Objective: This study aimed to assess the accuracy of ChatGPT in doing GESEA tests 1 and 2.

Materials and Methods: The 100 multiple-choice theoretical questions from GESEA certifications 1 and 2 were presented to ChatGPT, requesting the selection of the correct answer along with an explanation. Expert gynaecologists evaluated and graded the explanations for accuracy.

Main outcome measures: ChatGPT showed a 59% accuracy in responses, with 64% providing comprehensive explanations. It performed better in GESEA Level 1 (64% accuracy) than in GESEA Level 2 (54% accuracy) questions.

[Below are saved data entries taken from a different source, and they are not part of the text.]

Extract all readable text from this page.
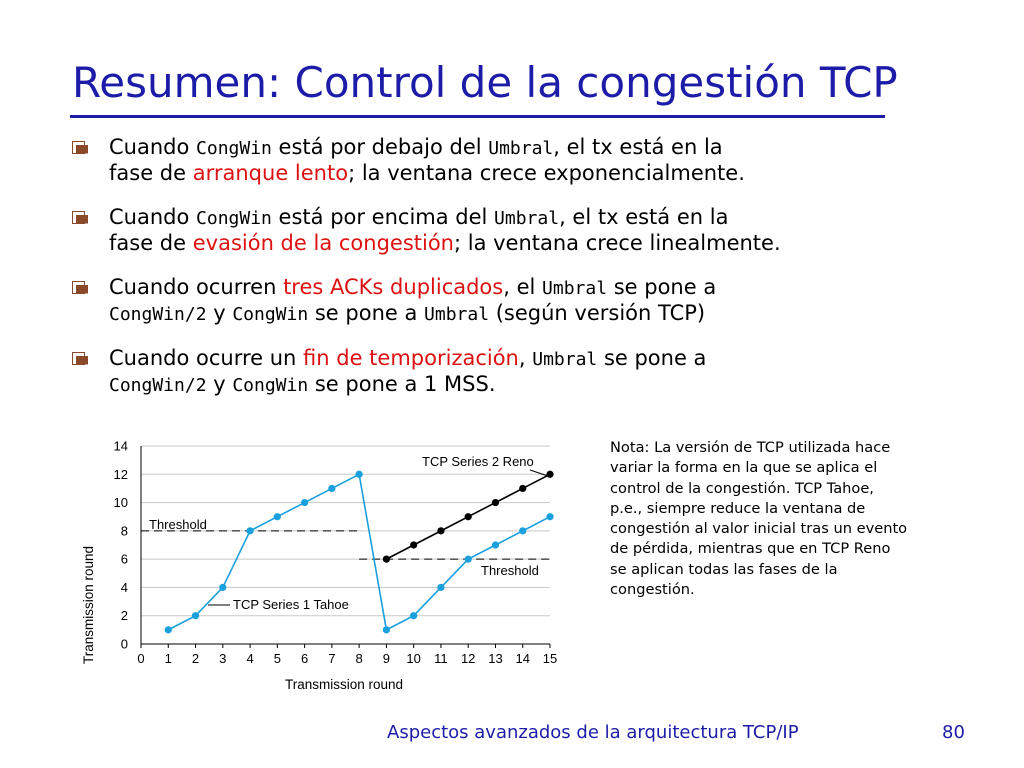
Resumen: Control de la congestión TCP
Cuando CongWin está por debajo del Umbral, el tx está en la
fase de arranque lento; la ventana crece exponencialmente.
Cuando CongWin está por encima del Umbral, el tx está en la
fase de evasión de la congestión; la ventana crece linealmente.
Cuando ocurren tres ACKs duplicados, el Umbral se pone a
CongWin/2 y CongWin se pone a Umbral (según versión TCP)
Cuando ocurre un fin de temporización, Umbral se pone a
CongWin/2 y CongWin se pone a 1 MSS.
0
2
4
6
8
10
12
14
0 1 2 3 4 5 6 7 8 9 10 11 12 13 14 15
Transmission round
Transmission round
TCP Series 2 Reno
TCP Series 1 Tahoe
Threshold
Threshold
Nota: La versión de TCP utilizada hace variar la forma en la que se aplica el control de la congestión. TCP Tahoe, p.e., siempre reduce la ventana de congestión al valor inicial tras un evento de pérdida, mientras que en TCP Reno se aplican todas las fases de la congestión.
Aspectos avanzados de la arquitectura TCP/IP	80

Conclusions: ChatGPT is a versatile tool in medicine and research, offering knowledge, information, and promoting evidence-based practice. Despite its widespread use, its accuracy has not been validated yet. This study found a 59% correct response rate, highlighting the need for accuracy validation and ethical use considerations. Future research should investigate ChatGPT’s truthfulness in subspecialty fields such as gynaecologic oncology and compare different versions of chatbot for continuous improvement.

What is new? Artificial intelligence (AI) has a great potential in scientific research. However, the validity of outputs remains unverified. This study aims to evaluate the accuracy of responses generated by ChatGPT to enhance the critical use of this tool.